When comparing a largely automated workflow enabled by the RangeVision 3D scanner to the more manual process of photogrammetry, the latter has several benefits for beginners. This is for a couple of reasons: first, because most people will have some experience of photography, and so the learning curve is less steep. Second, as a manual process, it requires you to get more involved in the process itself. Third, it is cheap! Automated 3D scanners are expensive and likely out of reach for many cultural institutions who don’t have much cash for digitisation. Photogrammetry can even be done with a decent phone camera (like an iPhone 6 or a Google Pixel). We are keen to show that 3D modelling is a skill that can be learned and used by a wide range of people and organisations as a way of sharing our culture and making research materials more accessible.
There have been two kinds of challenges in our work with 3D materials. The first is the challenge of the object – these items are often fragile, unique, and some are thousands of years old. Others have specific social and cultural value that far exceeds their monetary cost. The scanning of the animal crania required a close attention to detail. For these 3D objects to fulfil their role in training, archaeologists required a high level of detail that would allow users to discern the shape of teeth and see the shape of small interior bones. This high level of detail is beyond what is often required for museum 3D objects. Other objects present challenges that most 3D scanners, photographers, and photogrammetry practitioners would be familiar with: the smoothness of the object surface, reflective materials, very thin objects, and so forth. For example, the Black Rod from the Australian Senate has a silver crown with an intricate detailed carving. The level of detail and the shiny surface made it a difficult object to capture, but we love a challenge and were extremely pleased with the outcome.

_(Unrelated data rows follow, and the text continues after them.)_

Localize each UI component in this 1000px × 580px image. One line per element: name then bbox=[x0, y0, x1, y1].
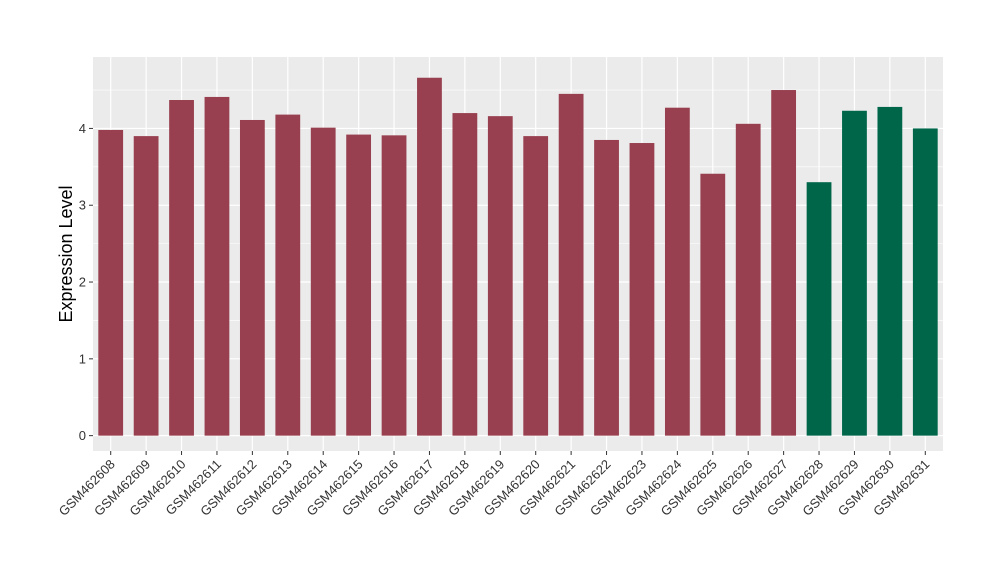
bar-GSM462609 bbox=[133, 136, 159, 436]
y-tick-label: 4 bbox=[79, 121, 86, 136]
x-axis: GSM462608GSM462609GSM462610GSM462611GSM4… bbox=[56, 451, 932, 519]
bar-GSM462608 bbox=[98, 129, 124, 436]
y-axis-title: Expression Level bbox=[56, 185, 76, 322]
bar-GSM462625 bbox=[700, 173, 726, 436]
bar-GSM462612 bbox=[239, 119, 265, 436]
bar-GSM462613 bbox=[275, 114, 301, 436]
y-tick-label: 3 bbox=[79, 198, 86, 213]
y-tick-label: 1 bbox=[79, 351, 86, 366]
bar-GSM462615 bbox=[346, 134, 372, 436]
bars bbox=[98, 77, 938, 436]
panel-background bbox=[93, 57, 943, 451]
bar-GSM462620 bbox=[523, 136, 549, 436]
bar-GSM462618 bbox=[452, 113, 478, 436]
bar-GSM462622 bbox=[594, 139, 619, 436]
bar-GSM462623 bbox=[629, 143, 655, 436]
bar-GSM462610 bbox=[169, 100, 194, 436]
bar-GSM462616 bbox=[381, 135, 407, 436]
bar-GSM462631 bbox=[912, 128, 938, 436]
y-tick-label: 0 bbox=[79, 428, 86, 443]
bar-GSM462627 bbox=[771, 90, 797, 436]
bar-GSM462628 bbox=[806, 182, 832, 436]
bar-GSM462614 bbox=[310, 127, 336, 436]
bar-GSM462617 bbox=[417, 77, 442, 436]
bar-GSM462626 bbox=[735, 123, 761, 436]
bar-GSM462624 bbox=[664, 107, 690, 436]
y-axis: 0 1 2 3 4 bbox=[79, 121, 93, 443]
y-tick-label: 2 bbox=[79, 275, 86, 290]
bar-GSM462611 bbox=[204, 96, 230, 436]
bar-GSM462619 bbox=[487, 116, 513, 436]
bar-GSM462621 bbox=[558, 93, 584, 436]
bar-GSM462630 bbox=[877, 106, 903, 436]
bar-GSM462629 bbox=[842, 110, 867, 436]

A second challenge centres on intellectual property rights, which is a well-recognised issue in the creation of digital cultural heritage. Who owns digital copies? While our preference is to make 3D models open access under a CC license (such as CC Attribution), this is not always possible in a collaboration. Often each institution has a different approach and we tend to resolve these intellectual property and copyright issues on a case-by-case basis.
The Future of 3D and Museums
3D digital objects have such wonderful potential to allow people who cannot access the objects directly to engage with them. Even those members of the public who are able to see an object in the real world by visiting the museum that holds them will only be able to see the object through a glass, with no opportunity for interaction. They will not be able to hold it, turn it, twist it, tilt it, or expose the reverse. With a 3D object displayed on Sketchfab, they can do all that. This alone will be a game-changer.
Another consideration is that these 3D models can be printed out as 3D objects, which in turn can be used in handling sessions. They can also be used, as in the case of the Skullbook project, for teaching. And certainly for those of us who love a good museum shop, being able to take home a version of a favourite object would be amazing.
Having spent several years working with on a range of quite diverse projects, we are always impressed by people who have managed to capture a complex object, or a challenging surface (like shiny reflective silver).